Chad’s one-woman leathergoods industry

18/01/2019
Faced with the financial challenge of sending her daughter to the best school in the country, a single parent from Chad, Awatif Baroud, became an entrepreneur and set up Soum Soum, probably the landlocked African country’s only leathergoods brand.

Her entrepreneurial efforts have brought Ms Baroud to the attention of the World Bank, which invited her onto a course in Tanzania in 2017 to learn how to dry and store fresh food so that people can buy and eat it all year round. She returned to Chad and built a solar dryer on the roof of her home in the capital, N’Djamena, and is now producing dried, locally sourced fruit, vegetables, meat and fish.
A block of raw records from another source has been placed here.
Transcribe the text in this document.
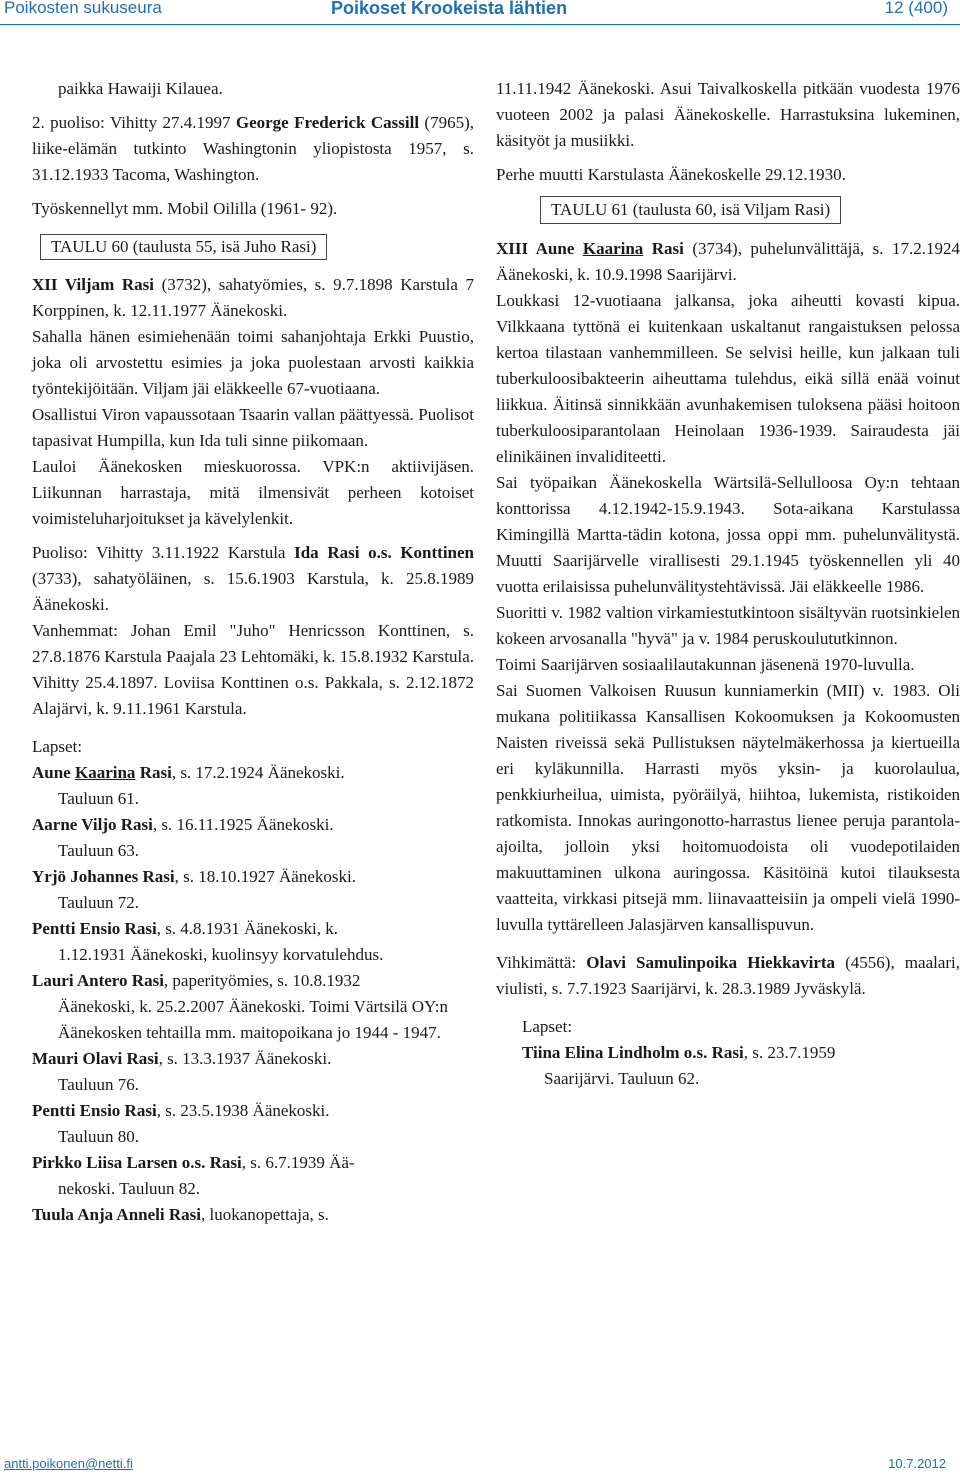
Poikosten sukuseura	Poikoset Krookeista lähtien	12 (400)

paikka Hawaiji Kilauea.

2. puoliso: Vihitty 27.4.1997 George Frederick Cassill (7965), liike-elämän tutkinto Washingtonin yliopistosta 1957, s. 31.12.1933 Tacoma, Washington.

Työskennellyt mm. Mobil Oililla (1961- 92).

TAULU 60 (taulusta 55, isä Juho Rasi)

XII Viljam Rasi (3732), sahatyömies, s. 9.7.1898 Karstula 7 Korppinen, k. 12.11.1977 Äänekoski.

Sahalla hänen esimiehenään toimi sahanjohtaja Erkki Puustio, joka oli arvostettu esimies ja joka puolestaan arvosti kaikkia työntekijöitään. Viljam jäi eläkkeelle 67-vuotiaana.

Osallistui Viron vapaussotaan Tsaarin vallan päättyessä. Puolisot tapasivat Humpilla, kun Ida tuli sinne piikomaan.

Lauloi Äänekosken mieskuorossa. VPK:n aktiivijäsen. Liikunnan harrastaja, mitä ilmensivät perheen kotoiset voimisteluharjoitukset ja kävelylenkit.

Puoliso: Vihitty 3.11.1922 Karstula Ida Rasi o.s. Konttinen (3733), sahatyöläinen, s. 15.6.1903 Karstula, k. 25.8.1989 Äänekoski.

Vanhemmat: Johan Emil "Juho" Henricsson Konttinen, s. 27.8.1876 Karstula Paajala 23 Lehtomäki, k. 15.8.1932 Karstula. Vihitty 25.4.1897. Loviisa Konttinen o.s. Pakkala, s. 2.12.1872 Alajärvi, k. 9.11.1961 Karstula.

Lapset:

Aune Kaarina Rasi, s. 17.2.1924 Äänekoski.

Tauluun 61.

Aarne Viljo Rasi, s. 16.11.1925 Äänekoski.

Tauluun 63.

Yrjö Johannes Rasi, s. 18.10.1927 Äänekoski.

Tauluun 72.

Pentti Ensio Rasi, s. 4.8.1931 Äänekoski, k.

1.12.1931 Äänekoski, kuolinsyy korvatulehdus.

Lauri Antero Rasi, paperityömies, s. 10.8.1932

Äänekoski, k. 25.2.2007 Äänekoski. Toimi Värtsilä OY:n Äänekosken tehtailla mm. maitopoikana jo 1944 - 1947.

Mauri Olavi Rasi, s. 13.3.1937 Äänekoski.

Tauluun 76.

Pentti Ensio Rasi, s. 23.5.1938 Äänekoski.

Tauluun 80.

Pirkko Liisa Larsen o.s. Rasi, s. 6.7.1939 Ää-

nekoski. Tauluun 82.

Tuula Anja Anneli Rasi, luokanopettaja, s.

11.11.1942 Äänekoski. Asui Taivalkoskella pitkään vuodesta 1976 vuoteen 2002 ja palasi Äänekoskelle. Harrastuksina lukeminen, käsityöt ja musiikki.

Perhe muutti Karstulasta Äänekoskelle 29.12.1930.

TAULU 61 (taulusta 60, isä Viljam Rasi)

XIII Aune Kaarina Rasi (3734), puhelunvälittäjä, s. 17.2.1924 Äänekoski, k. 10.9.1998 Saarijärvi.

Loukkasi 12-vuotiaana jalkansa, joka aiheutti kovasti kipua. Vilkkaana tyttönä ei kuitenkaan uskaltanut rangaistuksen pelossa kertoa tilastaan vanhemmilleen. Se selvisi heille, kun jalkaan tuli tuberkuloosibakteerin aiheuttama tulehdus, eikä sillä enää voinut liikkua. Äitinsä sinnikkään avunhakemisen tuloksena pääsi hoitoon tuberkuloosiparantolaan Heinolaan 1936-1939. Sairaudesta jäi elinikäinen invaliditeetti.

Sai työpaikan Äänekoskella Wärtsilä-Sellulloosa Oy:n tehtaan konttorissa 4.12.1942-15.9.1943. Sota-aikana Karstulassa Kimingillä Martta-tädin kotona, jossa oppi mm. puhelunvälitystä. Muutti Saarijärvelle virallisesti 29.1.1945 työskennellen yli 40 vuotta erilaisissa puhelunvälitystehtävissä. Jäi eläkkeelle 1986.

Suoritti v. 1982 valtion virkamiestutkintoon sisältyvän ruotsinkielen kokeen arvosanalla "hyvä" ja v. 1984 peruskoulututkinnon.

Toimi Saarijärven sosiaalilautakunnan jäsenenä 1970-luvulla.

Sai Suomen Valkoisen Ruusun kunniamerkin (MII) v. 1983. Oli mukana politiikassa Kansallisen Kokoomuksen ja Kokoomusten Naisten riveissä sekä Pullistuksen näytelmäkerhossa ja kiertueilla eri kyläkunnilla. Harrasti myös yksin- ja kuorolaulua, penkkiurheilua, uimista, pyöräilyä, hiihtoa, lukemista, ristikoiden ratkomista. Innokas auringonotto-harrastus lienee peruja parantola-ajoilta, jolloin yksi hoitomuodoista oli vuodepotilaiden makuuttaminen ulkona auringossa. Käsitöinä kutoi tilauksesta vaatteita, virkkasi pitsejä mm. liinavaatteisiin ja ompeli vielä 1990-luvulla tyttärelleen Jalasjärven kansallispuvun.

Vihkimättä: Olavi Samulinpoika Hiekkavirta (4556), maalari, viulisti, s. 7.7.1923 Saarijärvi, k. 28.3.1989 Jyväskylä.

Lapset:

Tiina Elina Lindholm o.s. Rasi, s. 23.7.1959

Saarijärvi. Tauluun 62.

antti.poikonen@netti.fi	10.7.2012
Another new venture involves making beauty products from local ingredients such as shea butter, beeswax, honey and sesame oil.
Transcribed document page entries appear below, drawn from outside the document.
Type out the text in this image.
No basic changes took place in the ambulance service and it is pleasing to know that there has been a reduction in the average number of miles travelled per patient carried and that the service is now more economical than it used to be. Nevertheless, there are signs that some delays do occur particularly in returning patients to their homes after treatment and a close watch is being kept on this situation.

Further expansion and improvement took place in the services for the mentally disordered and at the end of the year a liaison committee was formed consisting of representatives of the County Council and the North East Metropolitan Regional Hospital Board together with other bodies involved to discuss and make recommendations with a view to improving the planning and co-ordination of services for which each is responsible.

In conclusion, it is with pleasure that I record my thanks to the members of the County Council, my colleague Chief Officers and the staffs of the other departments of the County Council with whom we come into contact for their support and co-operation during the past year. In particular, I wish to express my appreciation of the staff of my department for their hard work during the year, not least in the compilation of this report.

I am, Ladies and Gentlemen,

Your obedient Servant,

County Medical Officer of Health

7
It was this focus on local raw materials that led Awatif Baroud to set up Soum Soum in the first place. In a recent conversation with Radio France Internationale, she said that Chad is “rich in livestock”, but exports most of the hides and skins that result from animal slaughter. When she did come across a functioning tannery, she began to buy leather, established a team of artisans with a knowledge of traditional craftsmanship and launched the leathergoods brand, making bags, wallets and other products. She achieved this with $100 she had managed to save.